Not surprisingly, Maria was rabidly anti-Communist. A bit too much so, I thought. At one point I suggested that there were some features of socialism that might be—
“Like what?” she demanded, glaring at me. I realized that my position was precarious. Here I was, having lunch in the plushest hotel in Bratislava, about to defend socialism to someone who had lived under Stalinism all her life.
My last visit to Bratislava was in 1992, on the eve of an election that would return the authoritarian nationalist Vladimir Meciar to power in Slovakia and lead to the breakup with the Czechs. I found Maria in the middle of a crisis. She had just been thrown out of her apartment by her landlady, even though she had signed a lease and paid six months’ rent in advance—all of her savings. It seemed that her landlady thought capitalism meant “anything goes,” and refused to give Maria her money back.
Maria didn’t know what her rights were—or even if she had any at all—so she had gathered up her possessions and moved in with a friend in one of the dreary apartment blocks on the edge of Bratislava. At my urging, she went to see a lawyer, who laughed and said he had seen much worse cases. Nevertheless, he agreed to help her, for a stiff fee.
Meanwhile, an executive from a Belgian manufacturing firm was pestering Maria to quit her job at the tourist office and go to work as the company’s representative in Slovakia. She was sorely tempted. While a lot of former Communists were becoming wealthy by using their connections to buy up Bratislava’s shops and businesses, three years after the revolution Maria was still making only about $100 per month—just slightly more than her salary under the ancien regime. The Belgian was offering her four times that. It was a pitiful sum by Western standards, but it could make a big difference in Maria’s life. Yet if she gave up her job and later things didn’t work out with her new boss, she would join the ranks of the half-million Slovaks already thrown out of work by the closing of unprofitable factories and businesses.

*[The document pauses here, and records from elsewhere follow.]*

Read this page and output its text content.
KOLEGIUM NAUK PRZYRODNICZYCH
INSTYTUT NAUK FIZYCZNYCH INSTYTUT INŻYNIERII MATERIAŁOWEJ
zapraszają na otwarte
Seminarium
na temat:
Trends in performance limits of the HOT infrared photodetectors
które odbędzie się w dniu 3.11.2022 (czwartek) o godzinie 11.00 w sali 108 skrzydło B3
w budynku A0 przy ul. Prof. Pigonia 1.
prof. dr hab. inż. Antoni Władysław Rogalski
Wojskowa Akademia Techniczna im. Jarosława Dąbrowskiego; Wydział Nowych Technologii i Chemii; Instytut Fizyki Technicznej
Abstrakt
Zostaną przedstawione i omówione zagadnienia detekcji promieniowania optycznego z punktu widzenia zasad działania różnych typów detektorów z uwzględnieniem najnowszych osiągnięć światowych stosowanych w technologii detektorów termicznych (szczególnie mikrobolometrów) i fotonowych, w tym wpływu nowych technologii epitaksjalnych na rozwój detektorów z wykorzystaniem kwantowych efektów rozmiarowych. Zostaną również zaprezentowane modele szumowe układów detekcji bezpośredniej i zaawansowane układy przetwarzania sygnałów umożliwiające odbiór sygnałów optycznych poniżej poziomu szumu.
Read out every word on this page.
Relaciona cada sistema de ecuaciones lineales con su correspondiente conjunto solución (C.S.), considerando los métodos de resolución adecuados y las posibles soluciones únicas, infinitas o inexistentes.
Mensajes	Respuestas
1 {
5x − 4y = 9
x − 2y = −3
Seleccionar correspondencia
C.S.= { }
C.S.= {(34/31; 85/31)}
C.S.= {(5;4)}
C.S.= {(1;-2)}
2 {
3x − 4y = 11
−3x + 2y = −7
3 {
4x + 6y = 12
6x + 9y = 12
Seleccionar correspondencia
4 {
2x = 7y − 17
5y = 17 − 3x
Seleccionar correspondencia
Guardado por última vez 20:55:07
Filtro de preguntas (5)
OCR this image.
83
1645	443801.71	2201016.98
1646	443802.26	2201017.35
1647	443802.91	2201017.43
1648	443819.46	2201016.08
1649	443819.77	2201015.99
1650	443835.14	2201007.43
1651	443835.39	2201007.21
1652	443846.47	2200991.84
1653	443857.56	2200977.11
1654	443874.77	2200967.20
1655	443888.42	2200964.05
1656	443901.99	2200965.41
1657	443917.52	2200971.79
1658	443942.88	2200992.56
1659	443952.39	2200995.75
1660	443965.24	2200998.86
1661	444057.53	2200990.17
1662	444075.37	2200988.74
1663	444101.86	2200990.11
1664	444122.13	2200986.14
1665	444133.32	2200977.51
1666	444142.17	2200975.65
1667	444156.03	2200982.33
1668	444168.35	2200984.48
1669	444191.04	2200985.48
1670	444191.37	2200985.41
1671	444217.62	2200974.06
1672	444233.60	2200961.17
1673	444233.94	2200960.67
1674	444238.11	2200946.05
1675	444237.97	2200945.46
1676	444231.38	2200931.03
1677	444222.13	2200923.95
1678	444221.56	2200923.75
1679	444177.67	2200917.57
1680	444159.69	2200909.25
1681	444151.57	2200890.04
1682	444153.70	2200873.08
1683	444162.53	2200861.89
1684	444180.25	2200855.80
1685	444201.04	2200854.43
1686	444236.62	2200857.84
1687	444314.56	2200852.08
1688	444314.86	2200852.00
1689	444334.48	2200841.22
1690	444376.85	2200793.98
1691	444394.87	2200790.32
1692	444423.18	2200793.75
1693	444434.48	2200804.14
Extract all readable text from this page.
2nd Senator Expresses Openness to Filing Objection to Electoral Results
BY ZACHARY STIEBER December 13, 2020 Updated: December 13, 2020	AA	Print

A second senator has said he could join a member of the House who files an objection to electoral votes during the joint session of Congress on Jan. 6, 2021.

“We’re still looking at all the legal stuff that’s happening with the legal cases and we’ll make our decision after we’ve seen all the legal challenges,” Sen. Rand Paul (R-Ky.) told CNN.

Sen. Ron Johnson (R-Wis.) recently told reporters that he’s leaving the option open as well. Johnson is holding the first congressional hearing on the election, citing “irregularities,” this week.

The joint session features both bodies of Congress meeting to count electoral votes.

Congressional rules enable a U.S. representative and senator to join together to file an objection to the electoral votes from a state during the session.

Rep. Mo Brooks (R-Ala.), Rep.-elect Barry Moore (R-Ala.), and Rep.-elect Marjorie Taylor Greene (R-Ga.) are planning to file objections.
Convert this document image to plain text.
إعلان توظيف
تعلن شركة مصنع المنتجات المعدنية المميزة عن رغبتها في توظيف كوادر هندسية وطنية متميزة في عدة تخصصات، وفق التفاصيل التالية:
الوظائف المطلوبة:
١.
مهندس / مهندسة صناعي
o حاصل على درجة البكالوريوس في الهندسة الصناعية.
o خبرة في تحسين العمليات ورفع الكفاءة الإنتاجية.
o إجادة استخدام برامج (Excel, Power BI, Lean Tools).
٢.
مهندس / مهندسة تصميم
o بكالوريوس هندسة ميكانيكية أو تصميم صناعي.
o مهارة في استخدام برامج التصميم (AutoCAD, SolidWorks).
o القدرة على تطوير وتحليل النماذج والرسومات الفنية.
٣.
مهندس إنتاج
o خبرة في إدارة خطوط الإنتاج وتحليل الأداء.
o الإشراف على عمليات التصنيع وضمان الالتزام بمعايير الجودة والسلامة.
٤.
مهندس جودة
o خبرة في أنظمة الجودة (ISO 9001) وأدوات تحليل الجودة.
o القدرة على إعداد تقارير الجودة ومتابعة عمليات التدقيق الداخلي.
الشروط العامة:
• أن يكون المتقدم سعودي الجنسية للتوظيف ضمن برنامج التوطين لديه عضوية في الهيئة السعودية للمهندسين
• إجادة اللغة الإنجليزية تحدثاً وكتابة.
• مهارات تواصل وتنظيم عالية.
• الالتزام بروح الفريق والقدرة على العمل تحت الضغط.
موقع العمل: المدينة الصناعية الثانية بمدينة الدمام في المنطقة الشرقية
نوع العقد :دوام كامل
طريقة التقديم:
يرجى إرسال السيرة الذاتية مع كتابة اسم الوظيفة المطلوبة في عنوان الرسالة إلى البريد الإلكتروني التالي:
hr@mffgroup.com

Despite her troubles, Maria was still able to laugh and have a good time. She had been a free spirit under Communism, and she was determined to remain so under the capitalists. “If things get too bad, at least I am free to kill myself,” she said gaily.
We made our customary rounds of Bratislava’s cafes and restaurants, which had much improved with the free market. One night we went to an excellent new Italian restaurant, where, Maria told me in shocked tones, you actually had to make a reservation to get in.
On my last evening in the city, I took Maria to see a local production of “Death of a Salesman.” It was in Slovak, but as she knew the language and I knew the play, we were both able to make sense of it. Arthur Miller’s fable about Willy Loman, the traveling salesman to buys into the American dream only to be tossed onto the rubbish heap, is such a chestnut of the American theater that I was a little taken aback by the audience’s reaction. Long before the final curtain, a lot of people had begun to cry, and when Willy’s wife uttered the play’s final lines at her husband’s funeral—”We’re free, we’re free, we’re free”—someone in the front row broke into loud sobs.
As we left the theater, Maria took my arm. “If I take this job with the Belgian, do you think I could end up like Willy Loman?” she asked. She was smiling, but her eyes were serious.
“No, Maria,” I said, smiling back at her. “Not you.”
Note: I never saw Maria after that last visit, although we wrote each other (in French) for several years afterwards. She told me to use her parents’ address in Piest’any as they would always know where she was. I never got an answer to my last two letters, so I don’t know what happened to Maria, who would be about 57 years old now. But I have never stopped thinking about her.